Paul Richards in Conspiracy Theories – Just Say No for ProgressOnline recently discussed the calls for a new enquiry into the death of David Kelly. He correctly notes such an enquiry ‘would not assuage the doubters; it would merely change the terms of their doubt’, but concludes ‘That should be reason enough for us to oppose a new inquiry, and disappoint the people who think you can fake a moon landing, kill a president or a princess, or bring down two skyscrapers without anyone finding out”. Both openness and education are important to confront conspiracy theories. Neither will work alone.

On Sunday, Demos released The Power of Unreason. It examines the role of conspiracy theories within extremist ideologies and radical dogma. In it, we analysed over 50 groups from across the extremist spectrum – far right and left, eco, anarchic and cultist. We found conspiracy theories to have a highly visible presence in the way that extremist groups recruit, explain the world and its events to themselves and their followers, and also justify acts of violence. Conspiracy theories help to create stark divisions between ‘us’ – a minority of clear-sighted fellow travellers – and ‘them’ – evil conspirators and the credulous masses.

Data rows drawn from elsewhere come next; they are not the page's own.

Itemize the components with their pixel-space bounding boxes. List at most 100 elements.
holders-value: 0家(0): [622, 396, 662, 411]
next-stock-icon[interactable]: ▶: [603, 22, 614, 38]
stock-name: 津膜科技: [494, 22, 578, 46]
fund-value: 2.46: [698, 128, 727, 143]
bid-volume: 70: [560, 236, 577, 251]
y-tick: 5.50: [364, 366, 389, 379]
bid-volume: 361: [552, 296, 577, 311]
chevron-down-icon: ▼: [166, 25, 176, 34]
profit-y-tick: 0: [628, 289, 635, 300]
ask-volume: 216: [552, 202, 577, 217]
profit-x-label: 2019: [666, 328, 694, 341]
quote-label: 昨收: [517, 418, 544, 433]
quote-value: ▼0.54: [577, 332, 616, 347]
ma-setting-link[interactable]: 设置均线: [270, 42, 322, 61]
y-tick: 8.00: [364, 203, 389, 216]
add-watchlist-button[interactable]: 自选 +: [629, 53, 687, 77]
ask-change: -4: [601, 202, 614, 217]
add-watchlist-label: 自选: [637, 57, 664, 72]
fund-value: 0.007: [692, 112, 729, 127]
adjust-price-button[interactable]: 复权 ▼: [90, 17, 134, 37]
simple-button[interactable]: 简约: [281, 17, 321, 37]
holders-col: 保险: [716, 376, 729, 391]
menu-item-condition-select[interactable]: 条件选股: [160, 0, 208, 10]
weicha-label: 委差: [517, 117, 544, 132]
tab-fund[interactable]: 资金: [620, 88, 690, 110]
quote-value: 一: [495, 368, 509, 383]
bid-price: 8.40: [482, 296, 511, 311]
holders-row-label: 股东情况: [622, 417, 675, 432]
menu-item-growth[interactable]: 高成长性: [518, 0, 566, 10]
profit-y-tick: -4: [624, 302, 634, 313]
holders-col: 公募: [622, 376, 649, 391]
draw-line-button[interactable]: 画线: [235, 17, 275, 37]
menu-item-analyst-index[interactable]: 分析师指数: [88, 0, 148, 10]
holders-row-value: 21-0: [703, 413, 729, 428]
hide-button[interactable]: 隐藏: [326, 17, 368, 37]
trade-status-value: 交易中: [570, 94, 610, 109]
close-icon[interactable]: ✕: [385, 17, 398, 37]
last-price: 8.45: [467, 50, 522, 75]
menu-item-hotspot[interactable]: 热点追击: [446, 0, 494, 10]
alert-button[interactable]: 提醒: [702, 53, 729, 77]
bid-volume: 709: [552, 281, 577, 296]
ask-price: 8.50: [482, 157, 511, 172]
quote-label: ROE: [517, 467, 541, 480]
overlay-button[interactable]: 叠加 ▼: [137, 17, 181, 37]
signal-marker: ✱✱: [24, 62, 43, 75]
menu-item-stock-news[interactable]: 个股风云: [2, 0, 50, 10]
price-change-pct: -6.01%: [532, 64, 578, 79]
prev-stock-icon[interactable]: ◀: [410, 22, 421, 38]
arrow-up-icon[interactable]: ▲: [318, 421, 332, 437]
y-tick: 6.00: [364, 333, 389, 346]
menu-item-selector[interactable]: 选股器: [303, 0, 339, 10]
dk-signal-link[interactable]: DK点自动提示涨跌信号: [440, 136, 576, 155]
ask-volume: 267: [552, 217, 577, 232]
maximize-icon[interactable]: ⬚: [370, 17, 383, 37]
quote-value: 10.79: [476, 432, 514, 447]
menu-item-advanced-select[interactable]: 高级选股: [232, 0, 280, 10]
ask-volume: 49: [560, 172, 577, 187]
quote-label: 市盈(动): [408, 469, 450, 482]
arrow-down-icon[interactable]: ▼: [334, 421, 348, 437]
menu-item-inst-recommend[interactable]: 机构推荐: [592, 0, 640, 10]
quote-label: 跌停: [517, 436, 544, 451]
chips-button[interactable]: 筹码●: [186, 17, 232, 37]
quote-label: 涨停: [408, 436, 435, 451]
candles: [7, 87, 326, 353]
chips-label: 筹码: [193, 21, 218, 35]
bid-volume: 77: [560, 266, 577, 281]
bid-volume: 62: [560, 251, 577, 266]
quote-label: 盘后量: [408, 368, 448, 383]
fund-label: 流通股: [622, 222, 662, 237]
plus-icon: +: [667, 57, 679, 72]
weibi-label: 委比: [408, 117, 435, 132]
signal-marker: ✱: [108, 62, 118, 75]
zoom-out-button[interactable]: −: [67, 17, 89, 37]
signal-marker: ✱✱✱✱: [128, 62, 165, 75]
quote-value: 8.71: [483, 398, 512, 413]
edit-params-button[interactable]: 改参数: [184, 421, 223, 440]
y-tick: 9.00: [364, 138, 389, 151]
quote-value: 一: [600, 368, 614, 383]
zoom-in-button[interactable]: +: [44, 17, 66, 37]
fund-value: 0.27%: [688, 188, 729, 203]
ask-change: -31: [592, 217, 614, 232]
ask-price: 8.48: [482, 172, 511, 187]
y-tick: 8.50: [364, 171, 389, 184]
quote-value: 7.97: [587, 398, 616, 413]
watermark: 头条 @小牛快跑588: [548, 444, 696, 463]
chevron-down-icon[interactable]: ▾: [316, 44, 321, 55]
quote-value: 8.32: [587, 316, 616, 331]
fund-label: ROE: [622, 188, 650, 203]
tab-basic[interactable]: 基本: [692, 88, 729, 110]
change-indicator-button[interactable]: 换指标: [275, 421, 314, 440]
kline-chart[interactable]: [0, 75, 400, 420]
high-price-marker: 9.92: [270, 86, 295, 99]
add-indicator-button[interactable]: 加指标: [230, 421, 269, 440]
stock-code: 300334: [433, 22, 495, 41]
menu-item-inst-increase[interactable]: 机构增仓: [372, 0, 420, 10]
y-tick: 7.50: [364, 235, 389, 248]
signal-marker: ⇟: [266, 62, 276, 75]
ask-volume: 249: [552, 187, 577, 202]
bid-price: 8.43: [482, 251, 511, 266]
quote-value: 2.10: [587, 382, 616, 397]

Given these dangers, the real question is how conspiracy theories can be confronted. Our report emphasises two key ways this can be done. The first is openness. Conspiracy theories live in the dark. Where there is opacity and secrecy, of anonymous briefings by ‘intelligence sources’ and where the mechanisms of decision-making and government are not clear, conspiracy theories flourish. For people deeply unfamiliar with the nuances and myriad complexities of policymaking, the whole of government can appear to be a cabal of conspirators. In many cases, the favourite question of the conspiricist, cui bono?, acts as a intuitively appealing substitute for knowledge of the mechanism of government. Government can do more to open up. The transcripts of terrorism trials could be made widely available. There could be regular, official, apolitical announcements by the intelligence agencies. There could be more information sharing with communities. Overall, we think the secret services should, within limits of what is safe and possible, step a little further toward the light of public scrutiny. This is why public enquiries into controversies such as David Kelly are to be welcomed. Silence is not a good response to conspiracy theories and given their social impact, they are not something we can ignore.

Public enquiries, and openness more generally, cannot work alone, however. Without changing the milieu in which such information is received, they will only add fuel to the flames of conspiracy theorising. The reception of our report by online conspiricist communities is already an interesting micro-study of this process at work. Featuring prominently on websites such as 911truth.org, http://theintelhub.com, and conspiricist youtube channels, the report has been mangled, cherry-picked and generally misrepresented out of all recognition. Of course, all writers complain that their work is misunderstood, but the crucial point here is that such acute distortion is the modus operandum of conspiracy theorists. Public enquiries, information sharing, and greater openness alone will receive similar treatment and will be forced to fit, rather than contest, the pre-existing beliefs of conspiracy theorists. Until norms are established that at least partially guard against the distortion of information, the release of information alone will fail.

This is why with greater openness must come an emphasis on digital literacy: journalistic standards; source attribution; the evaluation of evidence; rigorous research methods and generally the baseline standards that we use to discriminate between credible truth claims, and the many pieces of misinformation packaged to look like fact. This is especially a problem on the internet, and even more on social media and user-generated content. These are where conspiracy theories are most prevalent, and where integrity of content of content is most absent. At the risk of echoing conspiracy theorists themselves, this correlation is no coincidence.

Together, these reforms have a chance of increasing our society’s resilience to conspiracy theories. Given the impact that conspiracy theories can have, this would not be a moment too soon.